After her Assumption or Dormition, according to iconography both east and west, the Mother of Jesus receives her crown—‘next to his throne her Son his Mother placed’ wrote Bishop Ken in the hymn we will sing later. The woman who carried Christ physically within her is crowned by her Son to mark the fulfilment of her Christian vocation, her exemplary Christian vocation. She now shares in His glory eternally—redeemed through his suffering that she witnessed and shared—alive by his resurrection and the descent of the Spirit, which she witnessed and received alongside the apostles.
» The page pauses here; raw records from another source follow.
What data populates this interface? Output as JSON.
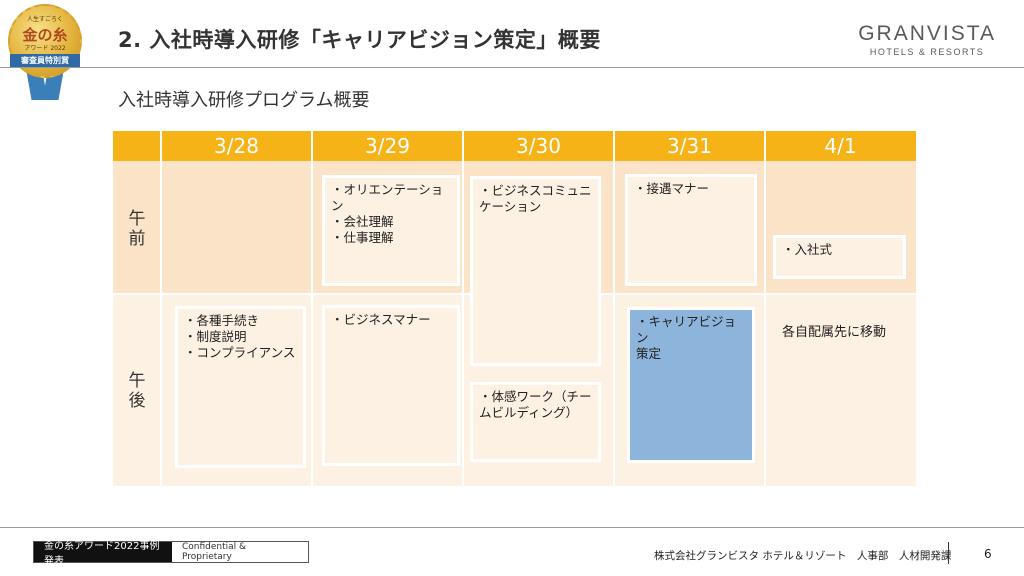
{
  "badge": {
    "line1": "人生すごろく",
    "line2": "金の糸",
    "line3": "アワード 2022",
    "line4": "審査員特別賞"
  },
  "header": {
    "title": "2. 入社時導入研修「キャリアビジョン策定」概要",
    "brand_name": "GRANVISTA",
    "brand_sub": "HOTELS & RESORTS"
  },
  "subtitle": "入社時導入研修プログラム概要",
  "schedule": {
    "dates": [
      "3/28",
      "3/29",
      "3/30",
      "3/31",
      "4/1"
    ],
    "am_label": "午\n前",
    "pm_label": "午\n後",
    "sessions": {
      "d329_am": "・オリエンテーション\n・会社理解\n・仕事理解",
      "d330_am": "・ビジネスコミュニ\nケーション",
      "d331_am": "・接遇マナー",
      "d41_am": "・入社式",
      "d328_pm": "・各種手続き\n・制度説明\n・コンプライアンス",
      "d329_pm": "・ビジネスマナー",
      "d330_pm": "・体感ワーク（チー\nムビルディング）",
      "d331_pm": "・キャリアビジョン\n策定",
      "d41_pm": "各自配属先に移動"
    }
  },
  "footer": {
    "event": "金の糸アワード2022事例発表",
    "confidential": "Confidential & Proprietary",
    "company": "株式会社グランビスタ ホテル＆リゾート　人事部　人材開発課",
    "page": "6"
  },
  "colors": {
    "header_bar": "#f6b318",
    "highlight": "#8db4db"
  }
}
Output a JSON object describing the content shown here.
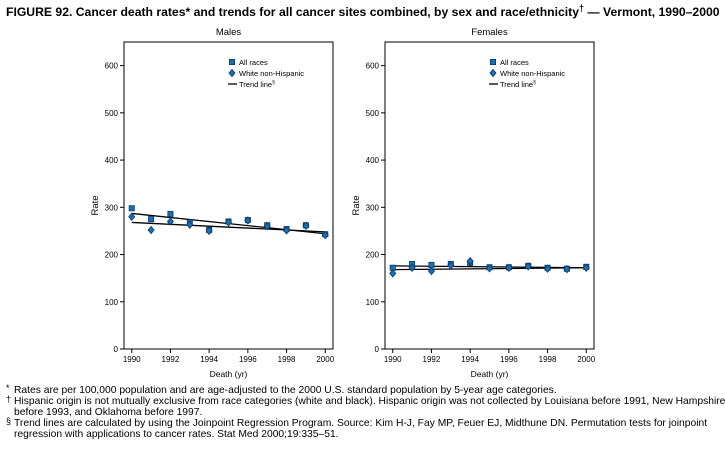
{
  "figure": {
    "title": "FIGURE 92. Cancer death rates* and trends for all cancer sites combined, by sex and race/ethnicity",
    "title_mark": "†",
    "title_suffix": " — Vermont, 1990–2000"
  },
  "chart_data": [
    {
      "type": "scatter",
      "title": "Males",
      "xlabel": "Death (yr)",
      "ylabel": "Rate",
      "xlim": [
        1989.6,
        2000.4
      ],
      "ylim": [
        0,
        650
      ],
      "yticks": [
        0,
        100,
        200,
        300,
        400,
        500,
        600
      ],
      "xticks": [
        1990,
        1992,
        1994,
        1996,
        1998,
        2000
      ],
      "grid": false,
      "legend_position": "top-right",
      "x": [
        1990,
        1991,
        1992,
        1993,
        1994,
        1995,
        1996,
        1997,
        1998,
        1999,
        2000
      ],
      "series": [
        {
          "name": "All races",
          "marker": "square",
          "values": [
            298,
            275,
            286,
            268,
            252,
            270,
            273,
            262,
            254,
            262,
            243
          ]
        },
        {
          "name": "White non-Hispanic",
          "marker": "diamond",
          "values": [
            280,
            252,
            270,
            263,
            250,
            268,
            272,
            260,
            251,
            261,
            241
          ]
        }
      ],
      "trend_lines": [
        {
          "name": "Trend line",
          "mark": "§",
          "from": [
            1990,
            287
          ],
          "to": [
            2000,
            244
          ]
        },
        {
          "from": [
            1990,
            268
          ],
          "to": [
            2000,
            248
          ]
        }
      ]
    },
    {
      "type": "scatter",
      "title": "Females",
      "xlabel": "Death (yr)",
      "ylabel": "Rate",
      "xlim": [
        1989.6,
        2000.4
      ],
      "ylim": [
        0,
        650
      ],
      "yticks": [
        0,
        100,
        200,
        300,
        400,
        500,
        600
      ],
      "xticks": [
        1990,
        1992,
        1994,
        1996,
        1998,
        2000
      ],
      "grid": false,
      "legend_position": "top-right",
      "x": [
        1990,
        1991,
        1992,
        1993,
        1994,
        1995,
        1996,
        1997,
        1998,
        1999,
        2000
      ],
      "series": [
        {
          "name": "All races",
          "marker": "square",
          "values": [
            172,
            180,
            178,
            180,
            182,
            173,
            173,
            176,
            172,
            170,
            174
          ]
        },
        {
          "name": "White non-Hispanic",
          "marker": "diamond",
          "values": [
            160,
            172,
            165,
            177,
            186,
            171,
            172,
            175,
            170,
            169,
            172
          ]
        }
      ],
      "trend_lines": [
        {
          "name": "Trend line",
          "mark": "§",
          "from": [
            1990,
            176
          ],
          "to": [
            2000,
            172
          ]
        },
        {
          "from": [
            1990,
            168
          ],
          "to": [
            2000,
            172
          ]
        }
      ]
    }
  ],
  "footnotes": [
    {
      "mark": "*",
      "text": "Rates are per 100,000 population and are age-adjusted to the 2000 U.S. standard population by 5-year age categories."
    },
    {
      "mark": "†",
      "text": "Hispanic origin is not mutually exclusive from race categories (white and black). Hispanic origin was not collected by Louisiana before 1991, New Hampshire"
    },
    {
      "mark": "",
      "text": "before 1993, and Oklahoma before 1997."
    },
    {
      "mark": "§",
      "text": "Trend lines are calculated by using the Joinpoint Regression Program. Source: Kim H-J, Fay MP, Feuer EJ, Midthune DN. Permutation tests for joinpoint"
    },
    {
      "mark": "",
      "text": "regression with applications to cancer rates. Stat Med 2000;19:335–51."
    }
  ],
  "colors": {
    "marker_fill": "#1a6fb5",
    "marker_stroke": "#0b3a66",
    "axis": "#000000",
    "trend": "#000000"
  }
}
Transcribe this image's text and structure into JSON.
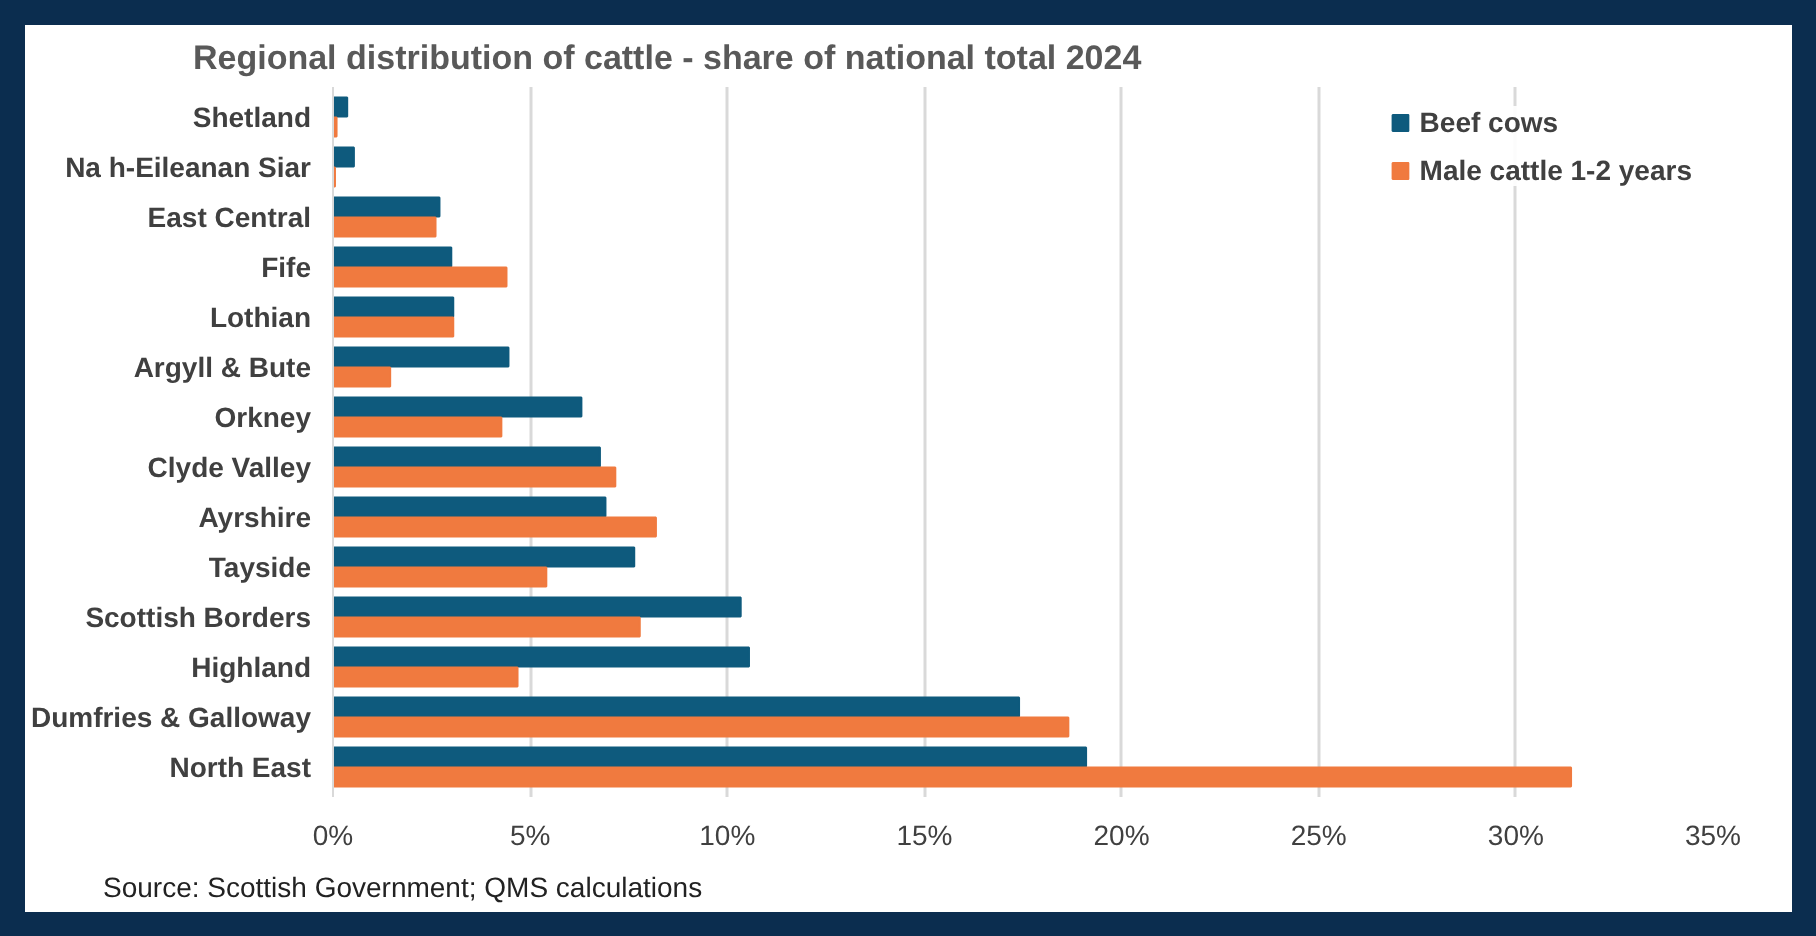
{
  "chart_data": {
    "type": "bar",
    "orientation": "horizontal",
    "title": "Regional distribution of cattle - share of national total 2024",
    "categories": [
      "Shetland",
      "Na h-Eileanan Siar",
      "East Central",
      "Fife",
      "Lothian",
      "Argyll & Bute",
      "Orkney",
      "Clyde Valley",
      "Ayrshire",
      "Tayside",
      "Scottish Borders",
      "Highland",
      "Dumfries & Galloway",
      "North East"
    ],
    "series": [
      {
        "name": "Beef cows",
        "color": "#0e5a7d",
        "values": [
          0.36,
          0.53,
          2.7,
          3.0,
          3.05,
          4.45,
          6.3,
          6.77,
          6.91,
          7.64,
          10.34,
          10.55,
          17.4,
          19.1
        ]
      },
      {
        "name": "Male cattle 1-2 years",
        "color": "#f07a3f",
        "values": [
          0.09,
          0.05,
          2.6,
          4.4,
          3.05,
          1.45,
          4.27,
          7.16,
          8.19,
          5.41,
          7.78,
          4.68,
          18.65,
          31.4
        ]
      }
    ],
    "xlim": [
      0,
      35
    ],
    "xticks": [
      {
        "value": 0,
        "label": "0%"
      },
      {
        "value": 5,
        "label": "5%"
      },
      {
        "value": 10,
        "label": "10%"
      },
      {
        "value": 15,
        "label": "15%"
      },
      {
        "value": 20,
        "label": "20%"
      },
      {
        "value": 25,
        "label": "25%"
      },
      {
        "value": 30,
        "label": "30%"
      },
      {
        "value": 35,
        "label": "35%"
      }
    ],
    "grid": "x",
    "legend": "top right",
    "annotations": [
      "Source: Scottish Government; QMS calculations"
    ]
  }
}
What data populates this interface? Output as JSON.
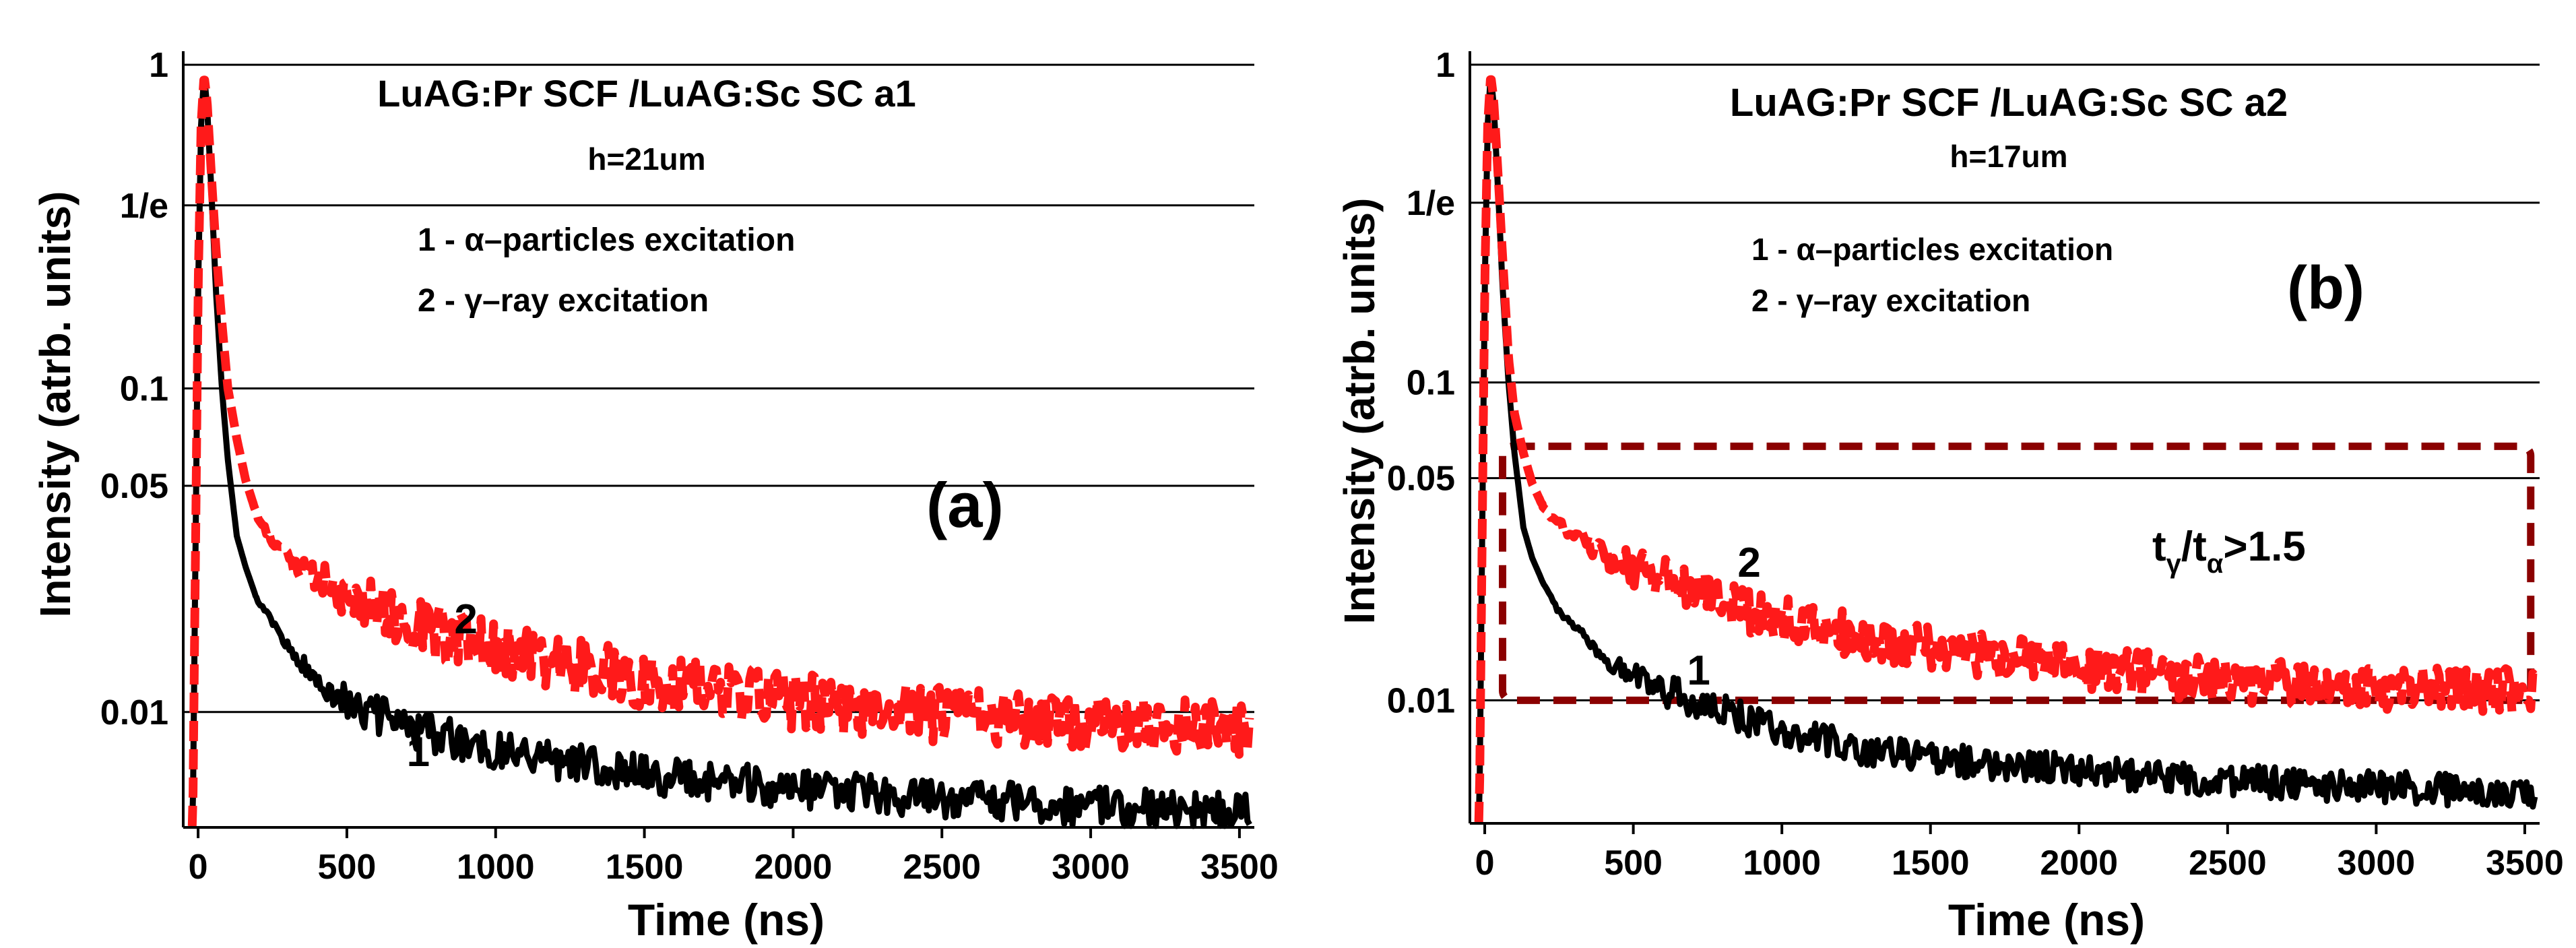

The life of heaven she now enjoys is not so much life with Christ, it is life in Christ, our risen and ascended King; humanity crowned and sharing the divine glory that is his alone.

And this isn’t to put Mary on a pedestal, as it were—to say such things of Mary is to express the hope that is for every last one of us; for she is a Christian, and she shows us what we ordinary Christians are called to—indeed, what, in Christ, all humankind is called to.

There is a glorious mosaic in the Church of Santa Maria in Trastevere, in Rome, where Christ, throned in glory, embraces his Mother at her coronation. Mary looks out at us, as if to say—all this is yours, for I am a Christian like you—you too are called to be crowned and embraced by Christ—to be taken up in his eternal glory and love.

So Mary’s crown is also ours, to the extent that we are in Christ, and Christ in us, the hope of glory. This is pretty mysterious stuff for simple folk here on earth, and so the Eucharist enacts the mystery for us; makes it physical—we receive Christ’s body to become Christ’s body—Christ in us, ourselves in Christ.

In Mary we celebrate the full achievement of God in the Incarnation—the Word made flesh through Mary—which is this unimaginable, unmerited intimacy, this mutual indwelling of God and humankind. Being a Christian, in the end, is more than being obedient, it is, by God’s mercy, about sharing the divine life - living in God and the life of God in us—casting our crowns before him, lost in wonder, love and praise, in Charles Wesley’s words. It’s not just about being good, it’s about becoming holy; the wonder of our Christian calling—our high vocation in Christ—and it is Mary, this woman full of God’s grace, who shows us how.

Holy Mary, Mother of God, pray for us sinners now and at the hour of our death.